XXII.
Vor fünfhundert Jahren
Schwer beladen und heftig atmend verließ Dietrich in der Dunkelheit den Schutz des alten Bauernhofes. Sein linkes Bein zog er, wie immer, hinter sich her. Es war gar nicht so einfach, die vielen Seile und Haken humpelnd zu transportieren, ohne Zeit zu verlieren oder laute Geräusche zu verursachen. Dietrichs Hand schmerzte. Er hatte sich vorhin verletzt, als er sich die restlichen Kletterhaken zurechtbog. Der tiefe Schnitt in seiner linken Hand blutete immer noch stark. Ohne es zu merken, zog Dietrich eine leichte Blutspur hinter sich her. Er hatte die Hand zwar verbunden, aber feine Blutströpfchen lösten sich aus dem Tuch, welches er um seine Hand gebunden hatte, und fielen unmerklich zu Boden.

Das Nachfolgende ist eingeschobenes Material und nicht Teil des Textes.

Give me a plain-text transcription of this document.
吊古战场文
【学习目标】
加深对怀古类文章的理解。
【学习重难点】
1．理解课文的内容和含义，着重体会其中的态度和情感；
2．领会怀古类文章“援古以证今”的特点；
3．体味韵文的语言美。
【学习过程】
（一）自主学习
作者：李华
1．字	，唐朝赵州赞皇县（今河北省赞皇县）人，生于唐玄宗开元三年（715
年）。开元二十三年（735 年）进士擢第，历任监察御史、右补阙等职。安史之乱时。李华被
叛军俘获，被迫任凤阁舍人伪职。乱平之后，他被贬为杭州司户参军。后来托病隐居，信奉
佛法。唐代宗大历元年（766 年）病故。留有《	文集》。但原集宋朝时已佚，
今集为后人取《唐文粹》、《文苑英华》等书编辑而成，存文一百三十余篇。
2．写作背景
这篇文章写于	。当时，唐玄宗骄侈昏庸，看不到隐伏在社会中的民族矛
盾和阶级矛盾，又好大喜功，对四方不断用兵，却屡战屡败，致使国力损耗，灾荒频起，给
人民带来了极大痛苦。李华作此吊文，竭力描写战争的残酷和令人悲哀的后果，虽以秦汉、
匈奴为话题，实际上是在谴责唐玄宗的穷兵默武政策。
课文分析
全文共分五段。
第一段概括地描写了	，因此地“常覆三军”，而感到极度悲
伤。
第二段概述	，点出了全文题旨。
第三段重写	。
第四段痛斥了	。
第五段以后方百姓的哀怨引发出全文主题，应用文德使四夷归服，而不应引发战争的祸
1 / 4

Der Mond schien hell. Trotz der eiskalten Februarnacht schwitzte Dietrich von der Schwere seiner Last. Er blickte hinauf in den Himmel. Es war schon sehr spät. Er würde sich beeilen müssen, wenn er bis Mitternacht fertig sein wollte. Ein Seil löste sich von seiner Schulter und scheppernd fielen die eisernen Haken zu Boden. Blitzschnell duckte Dietrich sich ab. Verdammt. Er musste vorsichtiger sein. Wenn ihn jemand hörte, war das sein Ende. Dietrich wartete ein paar Sekunden ab. Stille. Langsam sammelte er die Haken wieder auf und befestigte sie diesmal gründlich an seinem Wams. Ihm blieben noch ungefähr zwei Stunden, um die restlichen Haken am Turm zu befestigen und der süßen Marie seine Zeichen in die Haut zu ritzen. Ob die Kleine wohl schon aufgeregt auf ihn wartete? Dietrich konnte es kaum erwarten, ihr die schönen langen Haare abzurasieren und dann mit seiner Messerklinge die Zeichen »1-8-Z« in ihre Kopfhaut zu schneiden. Es war ein göttliches Zeichen, dass all diese wunderschönen, jungen Dinger da waren, um sein Puzzle zu vollenden.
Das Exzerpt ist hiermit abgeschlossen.